Per un lungo momento Babbo Natale e la Befana rimasero in silenzio, pensierosi. Infine Babbo Natale disse: «Una volta, oltre a noi due, non c’era anche qualcun altro che portava i regali ai bambini?».
«Volevo dire la stessa cosa! – esclamò la Befana – Ma come si chiamava quell’altro? Ce l’ho qui sulla punta della lingua…».
«E lo domandi a me? Alla mia età, la memoria incomincia a fare difetto. Gennarino, ti suona giusto?».
«Gennarino no, ma mi pare che ci somigli. Facciamo uno sforzo, vedrai che lo troviamo!».
«Ge… Ge…», ripeterono più volte Babbo Natale e la Befana e infine esclamarono, a una sola voce: «Gesù bambino!».
«Secondo te, dove possiamo trovarlo?», domandò la Befana.
«Non ne ho la più pallida idea. Piuttosto: siamo sicuri che esista ancora?

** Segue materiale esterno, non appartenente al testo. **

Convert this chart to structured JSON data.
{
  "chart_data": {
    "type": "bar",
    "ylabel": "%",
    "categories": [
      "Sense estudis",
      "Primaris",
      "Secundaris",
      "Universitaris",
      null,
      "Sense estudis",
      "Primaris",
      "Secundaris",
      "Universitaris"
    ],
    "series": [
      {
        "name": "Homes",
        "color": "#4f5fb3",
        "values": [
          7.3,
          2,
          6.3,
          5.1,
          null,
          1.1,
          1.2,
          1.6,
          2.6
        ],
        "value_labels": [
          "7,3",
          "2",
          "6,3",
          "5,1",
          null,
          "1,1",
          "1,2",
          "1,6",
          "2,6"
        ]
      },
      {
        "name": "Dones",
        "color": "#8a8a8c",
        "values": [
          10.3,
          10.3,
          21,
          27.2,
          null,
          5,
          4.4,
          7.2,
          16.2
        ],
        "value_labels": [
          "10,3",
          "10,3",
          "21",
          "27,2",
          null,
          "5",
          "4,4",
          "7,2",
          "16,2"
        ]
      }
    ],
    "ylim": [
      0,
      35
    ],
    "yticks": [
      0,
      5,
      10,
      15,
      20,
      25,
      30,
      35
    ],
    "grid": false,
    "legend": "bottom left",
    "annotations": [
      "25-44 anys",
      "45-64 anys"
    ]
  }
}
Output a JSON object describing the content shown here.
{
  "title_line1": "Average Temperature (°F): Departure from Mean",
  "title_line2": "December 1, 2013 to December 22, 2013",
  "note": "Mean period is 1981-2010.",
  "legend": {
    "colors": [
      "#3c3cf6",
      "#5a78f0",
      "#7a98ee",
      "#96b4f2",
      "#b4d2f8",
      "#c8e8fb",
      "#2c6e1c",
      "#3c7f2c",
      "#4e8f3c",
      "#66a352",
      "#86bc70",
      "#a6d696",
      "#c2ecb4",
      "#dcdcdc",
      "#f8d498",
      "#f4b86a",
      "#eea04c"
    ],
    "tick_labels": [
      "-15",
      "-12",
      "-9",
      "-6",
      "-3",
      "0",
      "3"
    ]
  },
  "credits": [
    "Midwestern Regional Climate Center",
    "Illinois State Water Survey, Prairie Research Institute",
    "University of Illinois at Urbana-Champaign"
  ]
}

In giro, non se ne sente più parlare».
«Proviamo a scrivergli una letterina!», disse la Befana, illuminandosi.
Prese un foglio di carta bianco e scrisse: «Caro Gesù bambino, abbiamo ricevuto la lettera acclusa. Poiché non siamo in grado di soddisfare la richiesta contenuta, abbiamo pensato di inoltrartela: vedi un po’ se puoi fare qualcosa. Firmato: la Befana e Babbo Natale».
Sulla busta, scrisse: «A Gesù bambino dovunque egli si trovi».
«Abbiamo fatto tutto quello che potevamo fare. Perciò ti saluto e torno a casa», disse Babbo Natale, quando la Befana ebbe chiusa la busta.
Parve a Ermione che la Befana fosse dispiaciuta che Babbo Natale se ne andasse già. Infatti, chiese: «Ma tu le feste, come le passi?».
«Le passo con le mie renne perché tutti si ricordano di me quand’è il momento di chiedere, ma mai nessuno che si ricordi di ringraziarmi e, magari, m’inviti a mangiare una fetta di panettone!».
«Non te la prendere – lo rincuorò la Befana –, per me è lo stesso. Perché non ti fermi qui?».
Babbo Natale accettò l’invito. In quattro e quattr’otto la Befana che, nessuno lo sa, è una bravissima cuoca, preparò un pranzetto coi fiocchi. Babbo Natale fece onore al pranzo. E al momento del brindisi disse allegramente: «Buone feste!».
«Buone feste anche a te!», gli fece eco la Befana.
Poi restarono lì, con i bicchieri a mezz’aria. «Oh, insomma, non facciamo tanto i difficili! – disse Babbo Natale –. In questi casi ci si abbraccia, no, e ci si dà anche un bel bacio!».
La Befana e Babbo Natale si abbracciarono, commossi e riconciliati.
Ed era, quello, il segno certo che Gesù bambino aveva già incominciato a esaudire il desiderio del piccolo Simone.